BP sealed a significant exploration deal on the same trip, which capped its efforts to nudge the UK government to re-establish ties with the late North African dictator while opening access to huge hydrocarbon resources on Europe’s doorstep.
The struggle for fossil fuel resources has influenced geopolitics for decades, from generating conflict and shaping relations between the west and Middle East to today’s controversy over the Nordstream 2 pipeline from Russia to western Europe.
But now the relationship between western oil companies and their governments is undergoing a dramatic shift as governments commit to going green and fossil fuels fall out of favour — a move that gathered pace in April when US president Joe Biden convened an international climate summit to put pressure on countries to cut emissions.
“There has always been the notion that geopolitical power writ large was tied to oil access,” said Greg Priddy, a former energy analyst for the US government. “Even as late as the Obama administration in the US there was a sense that major producers overseas were strategically important. But all that is changing.”
The shift was hammered home last month when the International Energy Agency released a report arguing that if the world was to cut greenhouse gas emissions to net zero by 2050 — a prerequisite to meet the Paris climate accord goal of limiting global warming to 1.5C above pre-industrial levels — exploration for new oilfields must immediately stop.

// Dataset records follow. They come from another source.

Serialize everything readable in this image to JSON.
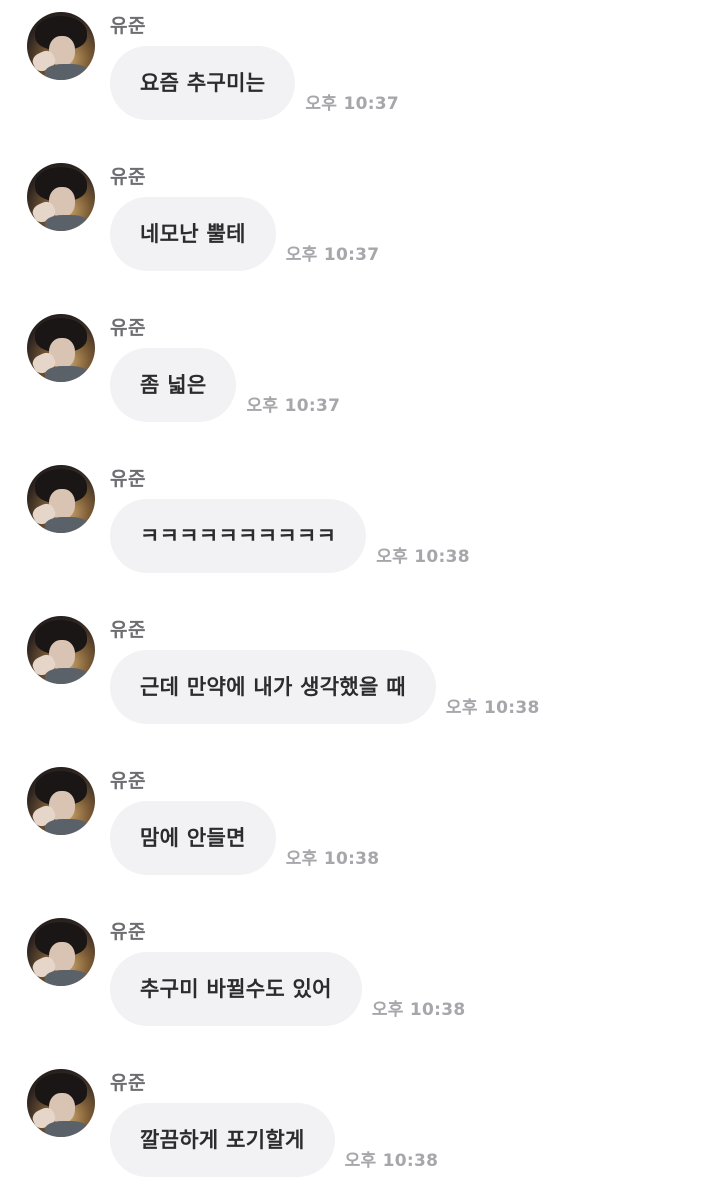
{
  "messages": [
    {
      "sender": "유준",
      "text": "요즘 추구미는",
      "time": "오후 10:37"
    },
    {
      "sender": "유준",
      "text": "네모난 뿔테",
      "time": "오후 10:37"
    },
    {
      "sender": "유준",
      "text": "좀 넓은",
      "time": "오후 10:37"
    },
    {
      "sender": "유준",
      "text": "ㅋㅋㅋㅋㅋㅋㅋㅋㅋㅋ",
      "time": "오후 10:38"
    },
    {
      "sender": "유준",
      "text": "근데 만약에 내가 생각했을 때",
      "time": "오후 10:38"
    },
    {
      "sender": "유준",
      "text": "맘에 안들면",
      "time": "오후 10:38"
    },
    {
      "sender": "유준",
      "text": "추구미 바뀔수도 있어",
      "time": "오후 10:38"
    },
    {
      "sender": "유준",
      "text": "깔끔하게 포기할게",
      "time": "오후 10:38"
    }
  ],
  "icons": {
    "avatar": "user-avatar-photo"
  }
}
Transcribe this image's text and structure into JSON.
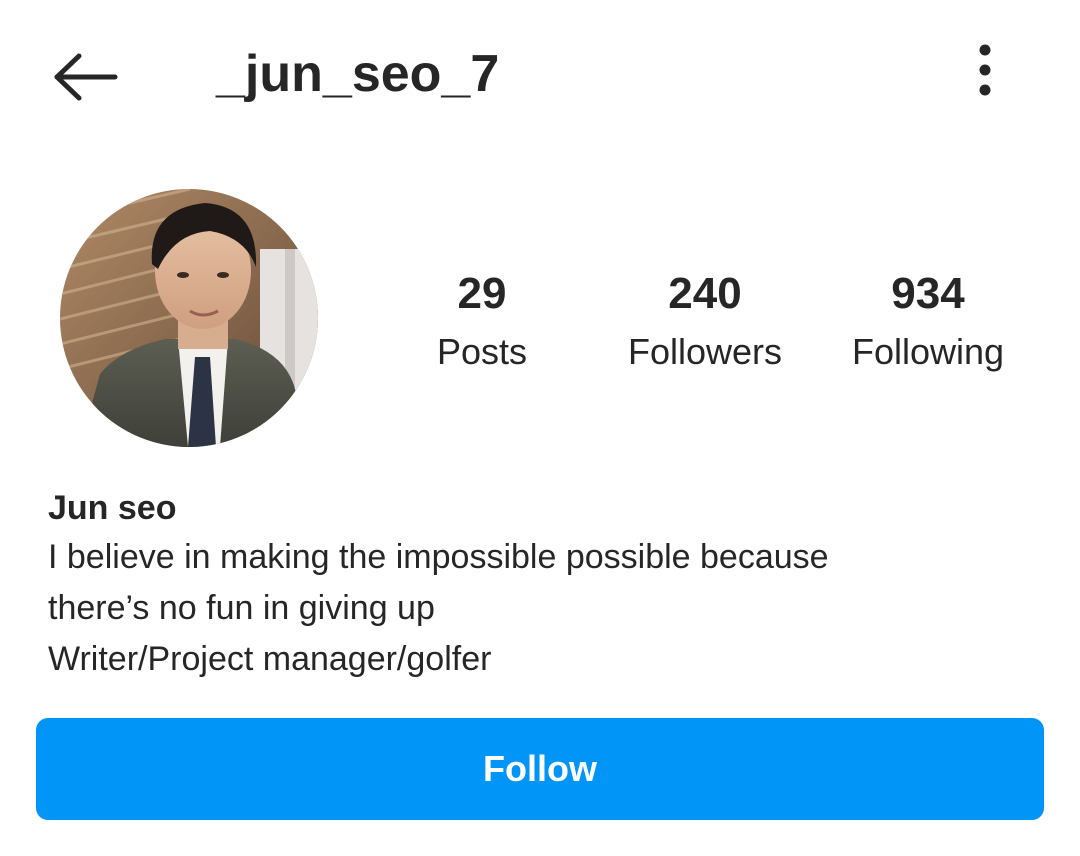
{
  "header": {
    "username": "_jun_seo_7",
    "back_icon": "arrow-left-icon",
    "more_icon": "more-vertical-icon"
  },
  "profile": {
    "avatar_icon": "profile-photo",
    "stats": {
      "posts_count": "29",
      "posts_label": "Posts",
      "followers_count": "240",
      "followers_label": "Followers",
      "following_count": "934",
      "following_label": "Following"
    },
    "display_name": "Jun seo",
    "bio_lines": [
      "I believe in making the impossible possible because",
      "there’s no fun in giving up",
      "Writer/Project manager/golfer"
    ]
  },
  "actions": {
    "follow_label": "Follow"
  },
  "colors": {
    "accent": "#0095f6",
    "text": "#262626",
    "background": "#ffffff"
  }
}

Even before the report, oil companies had slashed investment in risky frontier exploration, fearing oil consumption could peak in the coming decade.
But in countries where oil executives might once have played almost as big a role as ambassadors in managing relationships with foreign leaders, their influence is diminishing. Critics once complained of a “revolving door” between governments and oil groups, with officials taking posts in the industry after leaving public life. But governments no longer want to be seen backing fossil fuel companies overseas while pushing a domestic agenda based on renewables, say analysts.
In the US — the world’s biggest oil producer and consumer — the Biden administration has rejoined the Paris agreement, scrapped the Keystone XL oil pipeline and proposed unprecedented investment in clean energy. Internationally, the White House has pressed other countries to stop financing coal projects overseas — last month G7 nations pledged to do so by the end of this year — as well as leading the climate summit.
“With the change in administration in Washington, I think we have probably seen the twilight of the US government’s love affair with oil companies,” said Helima Croft, a former CIA analyst who runs commodity research at RBC Capital Markets.
“Safeguarding access to resources used to be seen as an important issue in Washington, but it is less so now with the focus on the energy transition and climate change.”
However attempting a global transition to renewables is a complex calculation, observers warn.
Big oil companies say that while they enjoyed support, they were never reliant on their governments to help them secure access to resources, and they remain welcome in many countries.
But industry figures argue politicians risk losing global clout by weakening their links with domestic oil and gas companies and steering developing countries away from fossil fuels. The US, for example, should use its own vast hydrocarbon resources to support potential allies that might otherwise rely on supplies from countries such as Russia, they say.
“There’s a geopolitical competition with China on right now for economic influence over many parts of the world,” said a former senior US national security adviser who now works for a large US oil company and asked to remain anonymous. “The US has advantages with its LNG supplies but seems less keen to use them.”
Jason Bordoff, a former special assistant to Barack Obama and director of the Center on Global Energy Policy at Columbia University, noted there was still little let-up in global demand for oil.
“The IEA road map was pretty striking in highlighting what needs to change, but also striking in saying nothing is changing yet — oil demand is still going up,” Bordoff said.
The role of natural resources in foreign policy would evolve with the energy transition, he said. Critical minerals for batteries or access to alternative fuels such as hydrogen meant relationships between big producers of raw materials and governments would change rather than vanish.
“Even if all of the problems of energy geopolitics were resolved by decarbonising, the energy transition is undoubtedly going to create new ones,” he said.
In the end high level political backing cannot protect oil companies from events. Blair may have paved the way for BP but its investment in Libya has not borne fruit, with the 2011 civil war and subsequent strife disrupting its plans. In 2018 the company sold half its stake in the exploration rights to Italy’s Eni.
“There always was an interesting relationship between government and large oil companies but I’ve never been quite sure what way the influence went,” said Professor Paul Stevens, distinguished fellow at Chatham House.
“But with oil on the way out . . . the companies are fighting a rearguard action and there’s not a lot the government can do for them.”